Wooden paddle steamer Dophin built James Lang, Dumbarton, 1834
117 grt, 73 nrt, 97 x 16 x 6.5 ft
Re-engined 1840 by Johnson & Co., Liverpool, 56hp.
Served in Clyde; as a Mersey Ferry; from Porthdinllaen [see below] and finally, from 1848, from Sligo.
More history.
Voyage Sligo to Irvine with oats, leaky and abandoned
Foundered 5 miles NNW of Fanad Light (Lough Swilly)
All crew saved in own boat.

Minor collision [from Gore's Liverpool General Advertiser - Thursday 18 October 1838]:
Case of Running Foul in the River.
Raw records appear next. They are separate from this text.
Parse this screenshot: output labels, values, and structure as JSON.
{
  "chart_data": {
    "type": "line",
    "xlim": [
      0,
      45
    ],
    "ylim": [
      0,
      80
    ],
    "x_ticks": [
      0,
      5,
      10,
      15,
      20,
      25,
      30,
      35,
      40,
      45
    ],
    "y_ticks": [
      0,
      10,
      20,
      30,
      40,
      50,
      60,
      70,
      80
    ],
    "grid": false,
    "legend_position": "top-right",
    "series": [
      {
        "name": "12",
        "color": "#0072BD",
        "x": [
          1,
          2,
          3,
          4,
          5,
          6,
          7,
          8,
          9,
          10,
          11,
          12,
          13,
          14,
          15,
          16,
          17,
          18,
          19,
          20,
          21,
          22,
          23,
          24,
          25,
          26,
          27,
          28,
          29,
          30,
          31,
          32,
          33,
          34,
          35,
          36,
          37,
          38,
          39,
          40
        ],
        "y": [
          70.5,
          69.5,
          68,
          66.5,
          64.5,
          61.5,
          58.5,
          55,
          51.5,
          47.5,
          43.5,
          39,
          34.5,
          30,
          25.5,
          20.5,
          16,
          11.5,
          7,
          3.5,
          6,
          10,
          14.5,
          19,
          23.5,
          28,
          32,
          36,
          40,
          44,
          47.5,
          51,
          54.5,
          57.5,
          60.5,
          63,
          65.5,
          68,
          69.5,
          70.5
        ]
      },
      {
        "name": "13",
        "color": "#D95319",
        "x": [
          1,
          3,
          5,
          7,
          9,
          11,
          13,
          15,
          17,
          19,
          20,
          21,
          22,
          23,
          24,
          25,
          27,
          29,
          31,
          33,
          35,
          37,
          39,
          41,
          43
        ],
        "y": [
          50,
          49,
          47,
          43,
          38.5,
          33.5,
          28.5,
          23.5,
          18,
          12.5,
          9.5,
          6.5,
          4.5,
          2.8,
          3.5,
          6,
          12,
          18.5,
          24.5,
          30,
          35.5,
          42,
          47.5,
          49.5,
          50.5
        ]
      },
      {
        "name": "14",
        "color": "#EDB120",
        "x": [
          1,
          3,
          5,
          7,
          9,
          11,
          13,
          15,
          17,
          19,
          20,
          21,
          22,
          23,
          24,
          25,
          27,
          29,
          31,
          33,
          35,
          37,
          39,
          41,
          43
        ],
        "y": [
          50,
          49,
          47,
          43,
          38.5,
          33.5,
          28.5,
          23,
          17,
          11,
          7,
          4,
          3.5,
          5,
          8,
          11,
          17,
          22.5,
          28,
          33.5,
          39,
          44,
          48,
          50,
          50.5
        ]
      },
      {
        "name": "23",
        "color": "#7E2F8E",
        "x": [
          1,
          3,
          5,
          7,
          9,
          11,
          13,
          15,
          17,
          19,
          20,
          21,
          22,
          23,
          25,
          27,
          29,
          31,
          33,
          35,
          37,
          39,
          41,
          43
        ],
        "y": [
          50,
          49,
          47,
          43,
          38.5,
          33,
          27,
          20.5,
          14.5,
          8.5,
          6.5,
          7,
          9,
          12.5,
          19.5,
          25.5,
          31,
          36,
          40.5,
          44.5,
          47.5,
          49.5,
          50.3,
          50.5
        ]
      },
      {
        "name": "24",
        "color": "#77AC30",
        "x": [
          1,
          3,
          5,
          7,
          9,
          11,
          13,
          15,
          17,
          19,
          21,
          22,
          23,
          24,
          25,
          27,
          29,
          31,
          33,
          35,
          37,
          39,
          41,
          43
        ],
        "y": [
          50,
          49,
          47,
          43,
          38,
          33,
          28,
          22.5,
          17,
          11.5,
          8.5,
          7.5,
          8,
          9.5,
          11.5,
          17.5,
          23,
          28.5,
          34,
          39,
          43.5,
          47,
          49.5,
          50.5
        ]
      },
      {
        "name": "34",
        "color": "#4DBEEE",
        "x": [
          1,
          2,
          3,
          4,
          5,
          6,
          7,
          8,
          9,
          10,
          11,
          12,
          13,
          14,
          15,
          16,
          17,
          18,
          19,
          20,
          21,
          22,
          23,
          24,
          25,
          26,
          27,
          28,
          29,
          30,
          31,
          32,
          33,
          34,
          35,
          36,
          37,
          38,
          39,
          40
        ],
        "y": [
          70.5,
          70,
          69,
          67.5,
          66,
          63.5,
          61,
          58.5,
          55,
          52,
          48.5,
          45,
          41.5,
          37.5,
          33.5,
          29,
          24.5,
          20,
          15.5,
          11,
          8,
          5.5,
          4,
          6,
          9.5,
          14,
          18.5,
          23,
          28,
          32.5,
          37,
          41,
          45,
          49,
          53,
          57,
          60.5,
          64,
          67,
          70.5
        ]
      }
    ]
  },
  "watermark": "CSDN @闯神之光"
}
The information laid under the statute charged the defendent with having, on the 10th instant, "wilfully, negligently, and carelessly run the Woodside Ferry steamer Kingfisher against the Monk's Ferry steamer Dolphin, and damaged her: and further, that he had refused to pay the amount of the injury."

  Another mis-hap when Dolphin was carrying on the service after Monk was lost in early January 1843 [from Liverpool Standard and General Commercial Advertiser - Tuesday 17 January 1843]: Pwllheli Jan. 14. The steamer Dolphin, Jones, of Liverpool, is on shore on the beach at Portynllaen [sic], considerably injured.

[from Liverpool Standard and General Commercial Advertiser - Tuesday 19 December 1843]:
The traffic in pigs between Carnarvon and Liverpool this season has been so extensive, that upwards of three thousand head have been shipped by the steamer Dolphin alone.

[from Derry Journal - Wednesday 28 November 1855]:
  Loss of the Steamboat Dolphin. On Friday night[17 November 1855] last this vessel, the property of Moses Monds and Co., of this town, was lost whilst on her way from Sligo to Irvine in Scotland, with a cargo of oatmeal. It appears that whilst passing the Fannet[Fanad] Light off Lough Swilly head, she suddenly sprung a leak and shortly afterwards foundered. We are glad to state that all hands on board were saved. We understand that both vessel and cargo were insured. Sligo Independent.

Lloyd's List quotes her sinking 5 miles NNW of Fanad Light - at the western entrance to Lough Swilly.